The deputy’s physical description of the man embodies Cawthorn’s inner depravity: “…Cawthorn had a head too small for his body, a long pencil neck, and a greasy mullet that lapped at his shoulders.” Then deputy goes on to notice, “All of his facial features were mashed together, wide eyes sunk behind a nose that obviously had been broken, his mouth crammed under that beak like there wasn’t a tooth in his head.” 

We learn soon enough that Cawthorne has come to Sylva to connect with Klan members and other bloody-minded community members, that he’s as wicked as he is ugly and is above all, a purveyor of violence. And soon enough violence will be visited upon both Toya and the Deputy Allison who initially raised the alarm about Cawthorne and his Klan connections. The rest of the novel is devoted to fleshing out Vess Jones and Sheriff Coggins and their long relationship, as well as following the investigations by rookie Detective Leah Green, who is not only bright and observant but who grew up in the area and knows the people she’s investigating and is unafraid to confront them. Green becomes for me one of the most interesting characters as she comes to know this community she thought she knew so well. 

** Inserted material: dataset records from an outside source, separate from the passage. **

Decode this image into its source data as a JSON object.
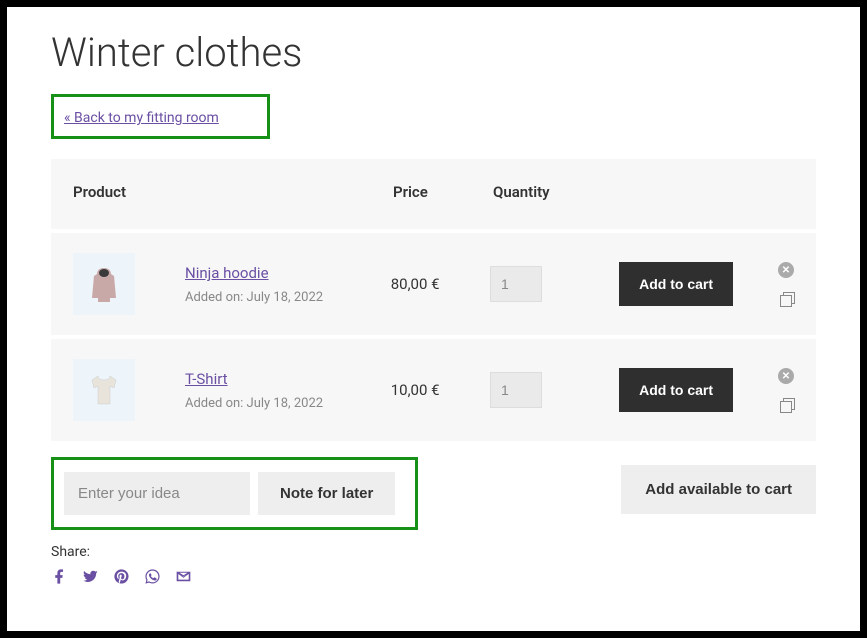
{
  "title": "Winter clothes",
  "back_link": "« Back to my fitting room",
  "columns": {
    "product": "Product",
    "price": "Price",
    "quantity": "Quantity"
  },
  "items": [
    {
      "name": "Ninja hoodie",
      "added": "Added on: July 18, 2022",
      "price": "80,00 €",
      "qty": "1",
      "button": "Add to cart"
    },
    {
      "name": "T-Shirt",
      "added": "Added on: July 18, 2022",
      "price": "10,00 €",
      "qty": "1",
      "button": "Add to cart"
    }
  ],
  "idea_placeholder": "Enter your idea",
  "note_button": "Note for later",
  "add_available": "Add available to cart",
  "share_label": "Share:"
}
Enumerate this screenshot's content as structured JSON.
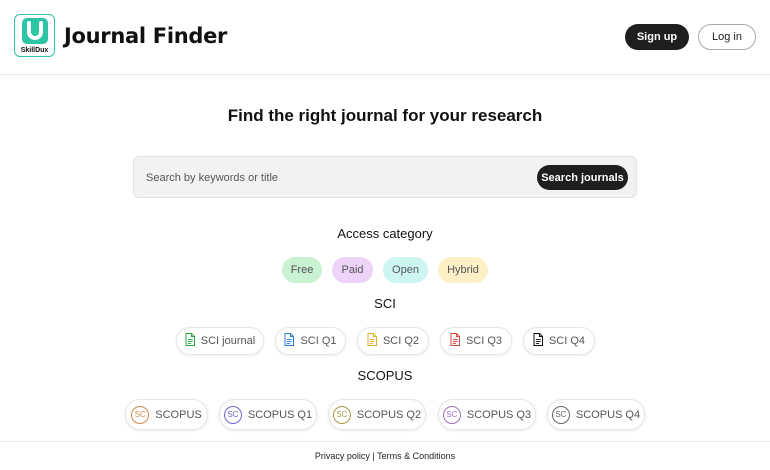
{
  "header": {
    "logo_text": "SkillDux",
    "title": "Journal Finder",
    "signup_label": "Sign up",
    "login_label": "Log in"
  },
  "main": {
    "headline": "Find the right journal for your research",
    "search": {
      "placeholder": "Search by keywords or title",
      "button_label": "Search journals"
    }
  },
  "access": {
    "title": "Access category",
    "chips": [
      {
        "label": "Free",
        "color": "#c9f2d3"
      },
      {
        "label": "Paid",
        "color": "#ecd3f7"
      },
      {
        "label": "Open",
        "color": "#cdf6f3"
      },
      {
        "label": "Hybrid",
        "color": "#fdf0c6"
      }
    ]
  },
  "sci": {
    "title": "SCI",
    "items": [
      {
        "label": "SCI journal",
        "icon": "document-icon",
        "color": "#2aa845"
      },
      {
        "label": "SCI Q1",
        "icon": "document-icon",
        "color": "#2b7fd1"
      },
      {
        "label": "SCI Q2",
        "icon": "document-icon",
        "color": "#e0b22a"
      },
      {
        "label": "SCI Q3",
        "icon": "document-icon",
        "color": "#d9453a"
      },
      {
        "label": "SCI Q4",
        "icon": "document-icon",
        "color": "#111111"
      }
    ]
  },
  "scopus": {
    "title": "SCOPUS",
    "items": [
      {
        "badge": "SC",
        "label": "SCOPUS",
        "color": "#d08a4a"
      },
      {
        "badge": "SC",
        "label": "SCOPUS Q1",
        "color": "#6a6ad0"
      },
      {
        "badge": "SC",
        "label": "SCOPUS Q2",
        "color": "#a89a4a"
      },
      {
        "badge": "SC",
        "label": "SCOPUS Q3",
        "color": "#a070c8"
      },
      {
        "badge": "SC",
        "label": "SCOPUS Q4",
        "color": "#666666"
      }
    ]
  },
  "footer": {
    "privacy_label": "Privacy policy",
    "separator": "|",
    "terms_label": "Terms & Conditions"
  },
  "colors": {
    "brand": "#2ec4a6",
    "primary_button": "#1e1e1e"
  }
}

Those We Thought We Knew is a brave novel written in a fraught time that dares to ask hard questions about racism and prejudice. It’s written convincingly from Black and White points of view. Joy has said in a number of interviews that he intended the book to be especially for White readers, hoping to pose hard questions and uncomfortable truths that White readers might not have given much thought to or for one reason or another have shied away from. 

To be clear, this novel is in no way a reductive polemic or morality tale or lesson of any sort. It’s a story—an embodied, complex, powerful story inspired by a place where Joy has lived much of his life. His rendering of the place itself draws the reader in.  His major characters couldn’t be more compelling, and his minor characters couldn’t feel more true, living expressions of the landscape. One of my favorite minor characters is Curtis Darnell, who is key to the solving of one of the attacks. He couldn’t feel more of the place. We learn that earlier in the spring Darnell had seen a snake in his house, so all summer he’d been sleeping in the cab of his truck.  On cold nights he’d crank up the truck, but with the floorboard rusted out and the exhaust manifold leaking, he wake up “woozy and sick to his stomach and had to walk two miles of fresh air before he’d ever get his feet put back beneath him.” 

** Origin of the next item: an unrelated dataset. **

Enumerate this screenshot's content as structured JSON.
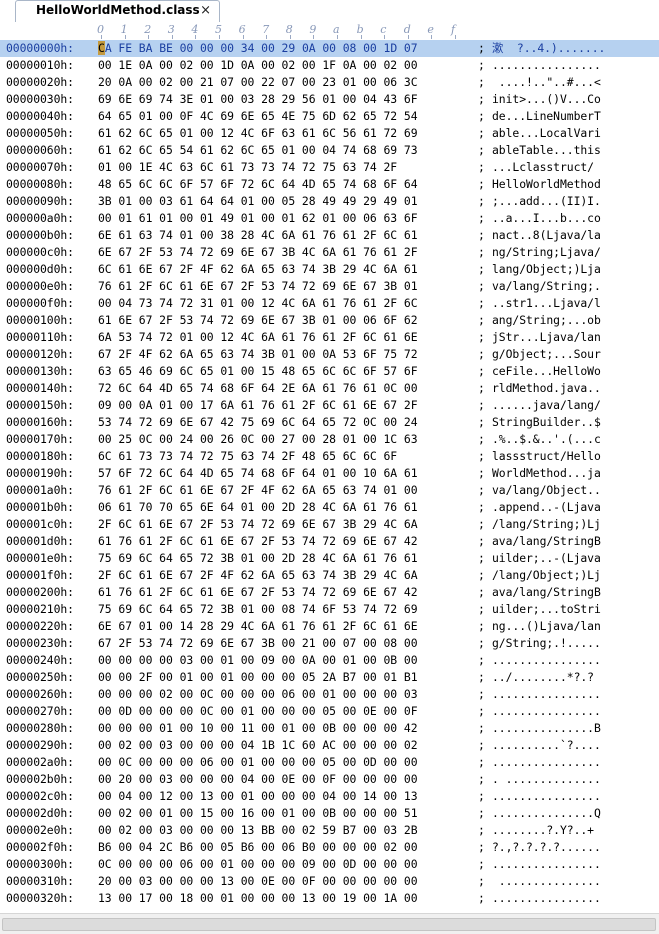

Joy starts another chapter with a wonderful description of Darnell eating:

“Curtis Darnell sat on the tailgate of his truck with his feet swinging under him like a child. He was eating Vienna sausages, stabbing them out of the can with the sheepsfoot blade of a stockman folding knife and mashing them onto soda crackers.

“There were three crackers lined up and ready down his thigh, and he zigzagged a squirt of neon-green relish onto each of them from a small condiment packet he’d likely swiped from a gas station hot dog stand. When he finished, he stacked them together and shoved them all in his mouth at once. With his cheeks stuffed, he licked his fingers and spoke, shards of crackers flying from his lips like birdshot.”

There’s no doubt to the reader that Joy knows this place and these people. But it’s also clear that in Those We Thought We Knew, the writer has stretched himself, writing movingly from points of view that some might argue are out of bounds for a White writer. But it seems to me Joy has done nothing if not follow Eudora Welty’s freeing advice, “Write about what you don’t know about what you know.”

In the end, reading Those We Thought We Knew is like stepping into a swiftly running river and being carried off by a current of tension, drama and revelation. Before you know it, you’ve traversed its nearly 400 pages, and after you close the book and look around, you might feel a bit dazed, a bit shook up and for a little while anyway, you might see the world from a little different slant.